Person 4: alive-nonsmoker age 0-14; alive-smoker age 14-21; alive-nonsmoker age 21-28; alive-smoker age 28-30; alive-nonsmoker age 30-76; alive-smoker age 76-81; dead-senescent age 81: sequence length 7.
Person 5: alive-nonsmoker age 0-91; dead-senescent age 91: sequence length 2.
Note in the above examples what I’m calling the sequence length is not the longevity of each individual, but rather the number of events which mark transitions between discrete states. One person could live a long but (from this perspective) uneventful life, leading to a short sequence length; another person can live a shorter but more eventful life, leading to a long sequence length. The sequence length is the minimum amount of information required to record what was simulated on each occasion.
Within fields like health economics, both Markov models (more commonly) and DES (less commonly) involve associating the simulated amount of time a cohort, and individuals within the cohort, spend in different times with cost and utility ‘tarrifs’: In a healthy-sick-dead model, for example, the time spent in a healthy state might have a cost of 0 and utility of 1; the time spent in a sick state might have a cost of 1000 and a utility of 0.6; and the time spent in the dead state a cost of 0 and a utility of 0. Given different conditional transition probabilities (in Markov models) or hazard rates (DES), associated with the presence or absence of a treatment of interest or similar, such simulations can then be used to estimate the lifecourse costs and benefits (utilities) of a treatment of interest, ultimately producing estimates of the Incremental Cost Effectiveness Ratio (ICER) used to help make determinations about whether a new treatment (‘health technology)’ is likely to be judged ‘cost effective’ or not by NICE and similar institutions.
Concluding comments
This long post (in the blog) or page (in the website) has discussed a series of approaches for thinking about phenomena where ‘things change over time’, between discrete states.

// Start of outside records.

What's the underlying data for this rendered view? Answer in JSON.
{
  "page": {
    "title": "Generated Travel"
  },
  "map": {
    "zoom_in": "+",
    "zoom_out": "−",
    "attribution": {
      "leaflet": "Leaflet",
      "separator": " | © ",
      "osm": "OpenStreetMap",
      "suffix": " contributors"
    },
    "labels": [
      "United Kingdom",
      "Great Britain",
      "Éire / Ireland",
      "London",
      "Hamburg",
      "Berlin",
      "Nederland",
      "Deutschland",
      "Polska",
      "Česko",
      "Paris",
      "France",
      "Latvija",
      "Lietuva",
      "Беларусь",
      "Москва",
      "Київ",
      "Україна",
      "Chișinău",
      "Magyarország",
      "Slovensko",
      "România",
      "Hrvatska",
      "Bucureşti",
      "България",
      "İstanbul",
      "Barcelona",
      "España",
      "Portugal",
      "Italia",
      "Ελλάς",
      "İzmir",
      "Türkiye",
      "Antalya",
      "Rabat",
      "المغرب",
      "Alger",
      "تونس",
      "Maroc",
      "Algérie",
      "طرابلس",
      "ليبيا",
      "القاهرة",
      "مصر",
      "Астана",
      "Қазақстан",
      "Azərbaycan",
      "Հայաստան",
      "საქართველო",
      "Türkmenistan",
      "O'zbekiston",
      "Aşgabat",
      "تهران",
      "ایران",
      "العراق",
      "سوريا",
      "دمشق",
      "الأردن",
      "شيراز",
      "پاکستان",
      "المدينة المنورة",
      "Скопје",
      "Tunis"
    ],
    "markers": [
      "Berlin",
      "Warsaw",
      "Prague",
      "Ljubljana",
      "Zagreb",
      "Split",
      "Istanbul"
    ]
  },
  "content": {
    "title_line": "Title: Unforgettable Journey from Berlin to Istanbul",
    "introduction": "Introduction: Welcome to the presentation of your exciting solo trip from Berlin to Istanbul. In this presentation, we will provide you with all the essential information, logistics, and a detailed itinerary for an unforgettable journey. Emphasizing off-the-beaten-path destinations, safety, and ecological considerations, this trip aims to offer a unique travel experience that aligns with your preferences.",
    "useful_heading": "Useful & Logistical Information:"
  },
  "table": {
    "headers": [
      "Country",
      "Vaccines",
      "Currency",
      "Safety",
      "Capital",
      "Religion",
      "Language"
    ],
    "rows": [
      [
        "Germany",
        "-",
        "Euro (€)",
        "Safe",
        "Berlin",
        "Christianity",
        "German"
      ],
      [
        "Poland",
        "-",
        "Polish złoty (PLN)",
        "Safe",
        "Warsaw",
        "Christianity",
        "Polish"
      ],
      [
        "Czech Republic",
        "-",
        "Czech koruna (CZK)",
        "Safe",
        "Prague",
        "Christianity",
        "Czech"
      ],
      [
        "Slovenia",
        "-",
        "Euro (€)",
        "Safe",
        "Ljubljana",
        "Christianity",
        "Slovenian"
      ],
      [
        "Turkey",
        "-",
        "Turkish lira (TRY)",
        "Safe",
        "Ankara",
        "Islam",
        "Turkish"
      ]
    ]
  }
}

A subset of such phenomena include those with one absorbing and one non-absorbing state, which is the bread-and-butter of survival modelling. However the aim in this piece has been to think about a much wider family of phenomena that meets the above conditions. This has involved some phenomena and methods which are more the purview of medical statisticals; others which are more the purview of demography and the actuarial sciences; others which are more common in health economics and microsimulation; and others (such as the introductionary contingency tables) which are too simple and generic to have a single home.
The aim has been to offer breadth in this piece, and so some specific modelling approaches and the phenomena they are suited for have either not been discussed in much depth (such as how to actually implement a DES), or at all (such as proportional hazards models). These are known oversights, and there are doubtless unknown oversights, as well as possible misinterpretations too. Feedback - especially constructively critical - is very welcome in order to better see and understand this broad and complicated nexus of modelling approaches.
However, I hope the breadth of the discussion, and the attempts to show possibly underappreciated connections between different modelling approach and strategies, have been useful food for though for the reader, which rewards your patience in following along with my galaxy brain sensibilities on such matters. As a stretch goal I hope the piece has occasionally been entertaining and engaging at times too!